Question: I recently closed a ROTH account, feeling that the money could best be used elsewhere, since I still have a fair amount in other retirement funds, even after all the recent market trouble. I had been contributing $100 per month for about seven years, yet the cash out value, even before 10% government withholding and surrender fees, was less than the total of my contributions by several hundred dollars. What is my tax liability? Can I claim a loss on this year's taxes? Can I expect to get my 10% withholding back at some point? Thanks! Joe, Milwaukee, WI
Answer: There is nothing simple about Roth-IRAs and taxes. Yes, under certain conditions can claim a tax deduction for the loss from closing the Roth-IRA account. But there are a number of twists and turns in the tax code about liquidating a Roth. My best advice is to strongly urge you to consult a professional advisor.
That said, if you're in a similar position as Joe in Milwaukee you can stop reading this post right now. Go get professional help.

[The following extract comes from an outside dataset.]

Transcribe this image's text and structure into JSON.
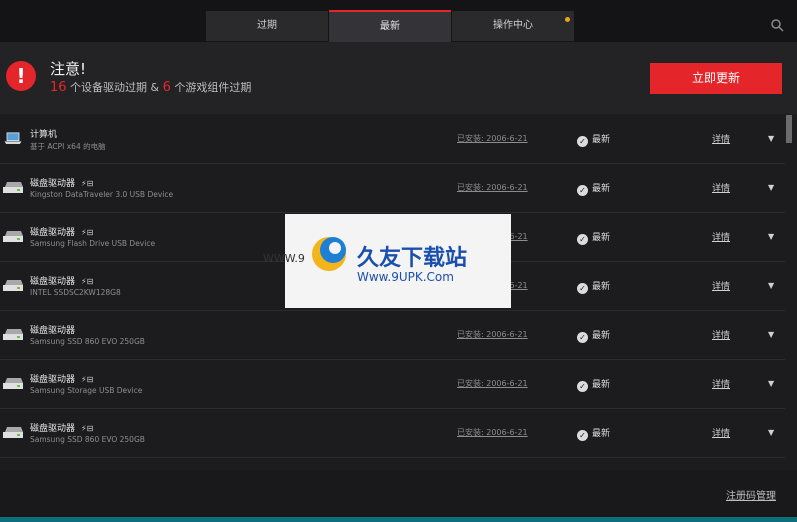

Here's a brief overview of the basic rules for those of you that remain curious. In order qualify for a tax loss from closing a Roth you must liquidate all your Roth-IRAs. The amount of money you have at liquidation must be less than your "basis." A basis is defined as the amount of money you contributed to the Roth; plus any money you may have added to it by converting a traditional IRA into a Roth; and subtract any sums of money you've withdrawn. (From Joe's email it looks like he has a loss by this definition.) You must itemize on your taxes to claim the loss. The amount that can deducted is limited to 2% of adjusted gross income. By the way, the 10% penalty doesn't apply if the Roth is made up from annual contributions.
There are a few more wrinkles, but you get the basic idea. And you see why I say work with a tax pro.